The Salvation Army is concerned that there is a growing availability of un-researched psychoactive drugs in Aotearoa New Zealand. The synthetic drug known as ‘Kronic’ is now easily purchased over the counter of many of our country’s local dairies. The Salvation Army is very concerned that even while these psychoactive drugs carry an ‘R18’ classification, with glossy packaging and names like ‘Aroma’, ‘Dream,’ ‘Pineapple Express’, ‘Puff’ and ‘Purple Haze’, they seem to be deliberately marketed at young people. Recently some dairies have been caught selling the drug ‘Kronic’ to minors (See The New Zealand Herald, Monday 7 June 2011), while some secondary schools and youth agencies have started to report that they’re seeing an increase in the number of high school students using these so-called ‘legal highs’ (see The New Zealand Herald, Friday 10 June 2011; and 17 June 2011)

The Salvation Army agrees with the Law Commission’s Report on Controlling and Regulating Drugs—A Review of the Misuse of Drugs Act 1975, in which the Commission calls for:

‘…an end to the sale of new psychoactive substances until such products have been assessed and approved by a new drug regulator. Currently the sale of synthetic psychoactive substances such as ‘Kronic’ and ‘Puff’ is completely unregulated creating what the Commission believes is an ‘unacceptable’ level of risk to the public.’ (cited in the media release of the Review of the Misuse of Drugs Act 1975).
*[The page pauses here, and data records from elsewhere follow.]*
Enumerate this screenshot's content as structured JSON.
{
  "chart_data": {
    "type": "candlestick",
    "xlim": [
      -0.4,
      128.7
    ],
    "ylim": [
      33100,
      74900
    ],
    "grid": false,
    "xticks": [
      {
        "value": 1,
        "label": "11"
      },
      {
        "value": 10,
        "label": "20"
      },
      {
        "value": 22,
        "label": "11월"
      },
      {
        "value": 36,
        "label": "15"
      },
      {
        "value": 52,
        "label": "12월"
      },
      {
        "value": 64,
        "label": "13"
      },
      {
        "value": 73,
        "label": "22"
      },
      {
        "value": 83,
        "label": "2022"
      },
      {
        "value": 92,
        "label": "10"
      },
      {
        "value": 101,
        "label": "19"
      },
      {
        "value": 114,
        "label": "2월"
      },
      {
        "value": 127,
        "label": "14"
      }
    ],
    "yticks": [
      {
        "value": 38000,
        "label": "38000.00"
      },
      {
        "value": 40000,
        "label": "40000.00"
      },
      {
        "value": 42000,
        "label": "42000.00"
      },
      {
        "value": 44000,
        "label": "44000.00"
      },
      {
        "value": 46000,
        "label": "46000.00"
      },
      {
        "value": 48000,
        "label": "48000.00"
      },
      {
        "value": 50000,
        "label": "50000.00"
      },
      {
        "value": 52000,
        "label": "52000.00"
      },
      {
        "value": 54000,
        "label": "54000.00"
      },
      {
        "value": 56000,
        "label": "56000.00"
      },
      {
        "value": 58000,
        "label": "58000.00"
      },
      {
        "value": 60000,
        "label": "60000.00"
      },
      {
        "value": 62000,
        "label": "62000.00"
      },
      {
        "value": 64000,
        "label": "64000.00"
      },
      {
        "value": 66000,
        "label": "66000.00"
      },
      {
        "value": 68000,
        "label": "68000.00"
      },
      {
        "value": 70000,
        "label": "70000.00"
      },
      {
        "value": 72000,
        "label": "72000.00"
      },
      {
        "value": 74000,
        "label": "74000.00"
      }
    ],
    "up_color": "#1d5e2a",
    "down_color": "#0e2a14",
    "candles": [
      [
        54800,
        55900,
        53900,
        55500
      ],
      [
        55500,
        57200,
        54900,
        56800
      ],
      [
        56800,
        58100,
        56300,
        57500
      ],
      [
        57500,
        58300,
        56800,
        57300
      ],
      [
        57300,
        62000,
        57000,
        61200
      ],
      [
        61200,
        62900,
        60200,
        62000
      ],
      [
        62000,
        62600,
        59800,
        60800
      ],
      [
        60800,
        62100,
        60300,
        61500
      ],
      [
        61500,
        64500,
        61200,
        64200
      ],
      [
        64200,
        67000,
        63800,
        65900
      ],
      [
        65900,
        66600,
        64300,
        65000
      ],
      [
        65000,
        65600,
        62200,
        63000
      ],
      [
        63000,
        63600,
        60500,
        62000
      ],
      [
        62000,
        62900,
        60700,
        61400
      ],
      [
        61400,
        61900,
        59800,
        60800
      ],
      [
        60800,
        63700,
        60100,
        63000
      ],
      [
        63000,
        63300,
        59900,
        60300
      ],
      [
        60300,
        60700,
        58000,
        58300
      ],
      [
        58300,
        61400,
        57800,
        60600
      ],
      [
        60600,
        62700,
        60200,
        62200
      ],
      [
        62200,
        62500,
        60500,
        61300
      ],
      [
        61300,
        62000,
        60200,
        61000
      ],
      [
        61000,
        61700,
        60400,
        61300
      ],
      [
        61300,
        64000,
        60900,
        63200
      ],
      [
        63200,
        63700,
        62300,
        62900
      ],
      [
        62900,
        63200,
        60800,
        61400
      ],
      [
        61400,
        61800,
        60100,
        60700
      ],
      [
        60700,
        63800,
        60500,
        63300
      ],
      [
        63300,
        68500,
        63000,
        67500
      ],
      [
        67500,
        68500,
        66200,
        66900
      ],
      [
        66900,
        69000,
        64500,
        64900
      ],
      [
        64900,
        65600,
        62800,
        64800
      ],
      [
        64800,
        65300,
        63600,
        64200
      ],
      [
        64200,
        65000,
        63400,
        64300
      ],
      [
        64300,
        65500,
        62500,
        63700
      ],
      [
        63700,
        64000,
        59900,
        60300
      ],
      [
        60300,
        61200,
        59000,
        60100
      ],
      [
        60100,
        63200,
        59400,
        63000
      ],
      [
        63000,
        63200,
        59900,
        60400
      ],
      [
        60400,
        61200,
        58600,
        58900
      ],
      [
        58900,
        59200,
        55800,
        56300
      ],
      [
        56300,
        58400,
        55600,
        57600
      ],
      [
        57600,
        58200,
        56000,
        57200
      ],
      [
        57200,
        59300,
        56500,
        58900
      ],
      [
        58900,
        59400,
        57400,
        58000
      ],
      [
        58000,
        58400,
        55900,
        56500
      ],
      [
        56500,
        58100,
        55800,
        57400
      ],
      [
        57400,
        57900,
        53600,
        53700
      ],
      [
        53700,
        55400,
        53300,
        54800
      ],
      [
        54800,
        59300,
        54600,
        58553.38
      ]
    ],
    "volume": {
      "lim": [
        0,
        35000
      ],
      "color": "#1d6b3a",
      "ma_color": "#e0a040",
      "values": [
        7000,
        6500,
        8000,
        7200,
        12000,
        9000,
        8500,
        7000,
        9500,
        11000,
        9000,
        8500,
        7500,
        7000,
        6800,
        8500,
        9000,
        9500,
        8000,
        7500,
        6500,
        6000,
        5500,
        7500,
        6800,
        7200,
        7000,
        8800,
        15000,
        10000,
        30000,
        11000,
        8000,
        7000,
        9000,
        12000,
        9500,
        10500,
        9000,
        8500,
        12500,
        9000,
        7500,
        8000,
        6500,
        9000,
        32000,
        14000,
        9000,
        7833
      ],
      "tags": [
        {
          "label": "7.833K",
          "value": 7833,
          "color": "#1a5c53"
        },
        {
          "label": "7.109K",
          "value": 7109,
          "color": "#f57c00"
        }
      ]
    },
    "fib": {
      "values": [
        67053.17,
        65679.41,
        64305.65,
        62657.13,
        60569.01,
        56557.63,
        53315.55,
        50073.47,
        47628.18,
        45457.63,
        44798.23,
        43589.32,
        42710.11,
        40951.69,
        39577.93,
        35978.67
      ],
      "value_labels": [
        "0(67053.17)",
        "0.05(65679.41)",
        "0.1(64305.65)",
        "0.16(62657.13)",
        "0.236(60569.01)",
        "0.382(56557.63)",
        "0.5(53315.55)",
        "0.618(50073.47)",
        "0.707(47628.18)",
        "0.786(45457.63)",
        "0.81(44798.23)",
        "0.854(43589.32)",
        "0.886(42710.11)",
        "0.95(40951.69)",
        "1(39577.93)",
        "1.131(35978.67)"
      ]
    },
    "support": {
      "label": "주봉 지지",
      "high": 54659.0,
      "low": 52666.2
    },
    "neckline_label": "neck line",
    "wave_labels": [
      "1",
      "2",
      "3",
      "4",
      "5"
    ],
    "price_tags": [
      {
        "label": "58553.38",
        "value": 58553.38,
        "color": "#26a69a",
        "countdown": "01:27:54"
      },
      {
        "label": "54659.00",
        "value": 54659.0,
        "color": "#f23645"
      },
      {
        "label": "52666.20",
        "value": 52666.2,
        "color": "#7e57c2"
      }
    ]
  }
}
The Salvation Army’s longstanding involvement in Courts and Prisons and our work in the rehabilitation of drug addictions has made us acutely aware that the social impact of drug usage is never only limited to matters of public health. Principal Youth Court Judge Andrew Becroft has linked the new psychoactive drug ‘Kronic’ to criminal reoffending, and we agree with Judge Becroft, that while purchasing it and and other psychoactive drugs in diaries can be ‘frighteningly easy and straightforward—like buying a newspaper or a litre of milk’—the connection in-between psychoactive drugs, criminal behaviour and social harm is only likely to worsen.